A few of the things Michelle has said that have stuck with me and helped:

  1. Two things keep you trapped – resistance and involvement. Ask yourself am I resisting and am I getting involved with these thoughts (entering into a conversation with them. Drop the resistance and…
  2. Thoughts are thoughts. They bear no relevance, they aren’t real, they can be about anything and everything so don’t let them suck you in. I say to myself ‘that’s a thought’ when my brain tells me to get back home because you’re 3 miles away (over and over if it keeps cropping up)
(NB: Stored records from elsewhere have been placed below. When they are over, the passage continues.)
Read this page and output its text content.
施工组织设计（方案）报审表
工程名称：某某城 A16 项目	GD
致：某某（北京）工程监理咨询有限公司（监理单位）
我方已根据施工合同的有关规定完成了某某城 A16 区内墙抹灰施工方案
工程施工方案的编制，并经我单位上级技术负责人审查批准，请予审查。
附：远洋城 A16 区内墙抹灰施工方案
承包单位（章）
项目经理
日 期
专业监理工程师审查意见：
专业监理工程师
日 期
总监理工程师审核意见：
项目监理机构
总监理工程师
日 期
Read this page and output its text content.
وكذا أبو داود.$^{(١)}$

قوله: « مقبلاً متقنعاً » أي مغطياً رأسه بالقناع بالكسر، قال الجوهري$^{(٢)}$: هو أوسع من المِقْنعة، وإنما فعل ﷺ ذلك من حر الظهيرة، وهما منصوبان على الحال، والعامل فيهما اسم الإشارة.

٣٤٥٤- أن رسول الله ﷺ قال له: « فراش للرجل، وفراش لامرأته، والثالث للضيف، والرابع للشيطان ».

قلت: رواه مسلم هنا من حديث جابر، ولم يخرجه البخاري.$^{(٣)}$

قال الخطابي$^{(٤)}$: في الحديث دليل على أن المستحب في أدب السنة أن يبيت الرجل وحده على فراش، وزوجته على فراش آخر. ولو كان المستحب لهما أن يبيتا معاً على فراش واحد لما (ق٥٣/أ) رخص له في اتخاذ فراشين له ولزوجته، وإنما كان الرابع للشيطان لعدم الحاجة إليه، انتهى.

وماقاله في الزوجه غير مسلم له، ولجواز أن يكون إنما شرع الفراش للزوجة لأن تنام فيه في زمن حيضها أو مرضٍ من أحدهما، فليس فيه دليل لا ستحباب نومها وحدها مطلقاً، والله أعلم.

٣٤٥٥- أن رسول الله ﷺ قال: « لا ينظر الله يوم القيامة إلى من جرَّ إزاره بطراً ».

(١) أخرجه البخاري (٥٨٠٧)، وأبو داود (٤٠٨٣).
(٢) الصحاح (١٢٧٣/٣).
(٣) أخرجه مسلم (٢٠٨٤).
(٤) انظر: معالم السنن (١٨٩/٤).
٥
  3. How are you acting? Is your body relaxed or tense? Are you acting like there’s danger? If so, anxiety will continue to circle. ACT like you’re relaxed even if you’re faking it
  4. Acceptance is an action not a thought. You can’t just say it, you have to act like you accept what’s happening
  5. And a favorite from Aida – the anxiety will continue to show up as long as you listen to it. This was a game changer – every time I listened to the anxiety and acted on it, I told myself that it will show up next time. This is what led me to stop listening to it and really pushing through – I knew it was the only way out

So many people have helped me here and I will forever repay the favor. I’m by no means back to my full self I was before this but I’m so close and I know time and continuing to repeat, repeat, repeat will see me through.